We’ve been sharing our process a lot in the last month or so. Lots of pitches, treatments, and a lot of trying to help brands understand how storytelling can and should play a role for them.
I think people are often surprised when we don’t really want to start with creative or by talking about the story. We actually just want to start by talking to people.
Not a kick-off call with the marketing team. Not a creative brief over email. We want to go out and have real conversations with the people in and around the organization. Ideally, that’s going to be a mix of senior leadership, employees, customers, and sometimes even community members and partners. Really, anyone who might have experience that touches the brand.
We call this phase Fieldwork, and our goal is to understand more deeply and, hopefully, uncover compelling stories. Who are the characters? Where's the conflict? Who are the people who live and breathe this organization that an audience would care about?
But here's a thing we didn't expect when we started working this way.
The conversations that find the stories also produce something else entirely. They lay the foundation for a surprisingly in-depth qualitative research report.
When you sit down with 30, 40, 50 people connected to a single organization and just have some unfiltered conversations, you end up with an incredibly detailed picture of how that organization is perceived. Not from a survey. Not from a focus group behind glass. From honest chats where people have the space to say what they actually think.
And almost every time, we find a story or a path that wasn’t on the radar.
I’ve always thought about it this way. There's the story the brand thinks it's telling. The one on the website, in the pitch deck, in the internal comms. And then there's the story the customers, the employees, and the community are actually hearing.
Those two stories are rarely the same.
A company might believe its positioning is all about innovation. But every customer we talk to mentions the same thing: a specific person who went out of their way to help them. The real story isn't the technology. It's the culture behind the support.

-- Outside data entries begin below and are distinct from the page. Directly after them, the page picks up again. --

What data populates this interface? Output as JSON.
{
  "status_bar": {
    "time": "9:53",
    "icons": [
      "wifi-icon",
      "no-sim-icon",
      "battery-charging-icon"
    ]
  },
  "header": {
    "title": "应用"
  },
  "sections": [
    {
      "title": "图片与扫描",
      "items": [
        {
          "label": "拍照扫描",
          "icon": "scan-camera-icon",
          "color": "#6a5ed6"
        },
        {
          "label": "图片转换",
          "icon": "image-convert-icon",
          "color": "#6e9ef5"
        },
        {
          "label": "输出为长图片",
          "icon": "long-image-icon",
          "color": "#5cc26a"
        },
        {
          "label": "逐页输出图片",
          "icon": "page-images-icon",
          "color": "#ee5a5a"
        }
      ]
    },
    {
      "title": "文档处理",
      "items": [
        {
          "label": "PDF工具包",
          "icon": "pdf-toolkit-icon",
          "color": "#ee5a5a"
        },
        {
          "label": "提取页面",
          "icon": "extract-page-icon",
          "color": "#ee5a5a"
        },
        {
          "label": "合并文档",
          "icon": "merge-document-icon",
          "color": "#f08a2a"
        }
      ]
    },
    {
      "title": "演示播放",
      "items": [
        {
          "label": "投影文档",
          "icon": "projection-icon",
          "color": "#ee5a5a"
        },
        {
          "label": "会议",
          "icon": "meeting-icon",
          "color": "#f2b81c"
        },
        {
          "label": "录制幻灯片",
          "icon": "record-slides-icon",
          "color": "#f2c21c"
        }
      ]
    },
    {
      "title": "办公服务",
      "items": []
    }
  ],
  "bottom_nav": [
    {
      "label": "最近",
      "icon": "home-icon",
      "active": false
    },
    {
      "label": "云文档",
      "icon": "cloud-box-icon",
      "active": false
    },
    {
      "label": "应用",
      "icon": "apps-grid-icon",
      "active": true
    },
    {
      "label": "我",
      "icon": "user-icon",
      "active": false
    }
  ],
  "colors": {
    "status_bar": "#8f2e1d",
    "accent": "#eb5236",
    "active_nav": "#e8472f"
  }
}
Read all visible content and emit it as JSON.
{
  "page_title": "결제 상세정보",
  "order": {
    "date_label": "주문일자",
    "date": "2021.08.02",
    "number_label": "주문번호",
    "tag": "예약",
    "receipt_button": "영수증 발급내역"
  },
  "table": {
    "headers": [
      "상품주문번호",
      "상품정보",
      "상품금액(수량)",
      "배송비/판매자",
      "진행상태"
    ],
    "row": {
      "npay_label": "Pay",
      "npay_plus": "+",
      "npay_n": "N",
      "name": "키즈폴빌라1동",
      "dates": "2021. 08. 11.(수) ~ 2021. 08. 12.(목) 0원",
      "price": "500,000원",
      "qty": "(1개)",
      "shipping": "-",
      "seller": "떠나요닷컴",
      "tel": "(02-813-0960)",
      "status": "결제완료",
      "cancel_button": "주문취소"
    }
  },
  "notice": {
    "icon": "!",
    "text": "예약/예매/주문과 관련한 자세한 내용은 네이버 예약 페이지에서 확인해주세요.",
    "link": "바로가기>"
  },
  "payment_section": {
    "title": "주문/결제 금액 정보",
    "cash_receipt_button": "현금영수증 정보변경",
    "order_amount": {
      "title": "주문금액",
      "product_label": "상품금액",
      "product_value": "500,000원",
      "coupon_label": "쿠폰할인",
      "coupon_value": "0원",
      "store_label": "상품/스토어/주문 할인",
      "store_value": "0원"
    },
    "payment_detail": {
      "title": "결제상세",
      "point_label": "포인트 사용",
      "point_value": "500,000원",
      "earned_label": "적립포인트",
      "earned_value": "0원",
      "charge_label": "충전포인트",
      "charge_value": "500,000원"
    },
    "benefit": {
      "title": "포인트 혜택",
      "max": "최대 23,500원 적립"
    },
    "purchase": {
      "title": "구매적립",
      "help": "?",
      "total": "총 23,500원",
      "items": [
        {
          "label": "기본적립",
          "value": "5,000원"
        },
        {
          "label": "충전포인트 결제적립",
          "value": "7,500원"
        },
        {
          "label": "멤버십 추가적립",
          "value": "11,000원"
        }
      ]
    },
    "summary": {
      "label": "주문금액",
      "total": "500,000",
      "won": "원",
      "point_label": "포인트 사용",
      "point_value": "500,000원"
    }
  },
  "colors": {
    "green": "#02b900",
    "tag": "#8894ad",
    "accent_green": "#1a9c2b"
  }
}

Or a nonprofit might lead with statistics about impact. But the people closest to the work keep coming back to one moment, one relationship, one turning point that changed everything. The data is accurate. The story is somewhere else entirely.
This is why we think storytelling works best when it leads, not follows.
So often, we’re asked to develop a story at the end of a campaign plan. “Find a story that we can slot in around everything we’re already doing”.
It inherits a message that was developed without this kind of listening. The brief says what the brand wants to say. But nobody went out and checked whether that's what the audience needs or wants to hear.
When the Fieldwork happens first, the learnings often don't just shape the film. They have reshaped the organization's thinking about its positioning.
We've seen it happen more than once. A client wants to tell a story through a documentary lens, and the discovery process surfaces patterns that change how they talk about themselves across every channel. The film gets made but the Fieldwork also informs elements of their sales, marketing, and brand work.
I think most brands skip this step. And I don’t think it’s on purpose. There are a lot of filmmakers out there that just want to make a good film. And there are a lot of agencies that do brilliant work, but might have never tried to make a film before.
The standard playbook has always been: have a great product, build the brand, set the strategy, plan the media, then figure out the creative and buy the ads. If storytelling even gets an opportunity at the end, it has to work within constraints that were set without it.
But the brands that flip this, that invest in listening before they start talking, end up with something the others don't. They end up telling stories, with real specificity, that break through and connect on a deeper level. And that clarity doesn't just make the film better. It makes everything better.
If you're planning a campaign, a rebrand, or even just a single piece of content, try starting with the question most people skip.
What story is your customers actually hearing? Not the one you think you’re telling. The one they're actually receiving. If you don't know, that's worth finding out before you spend the production budget.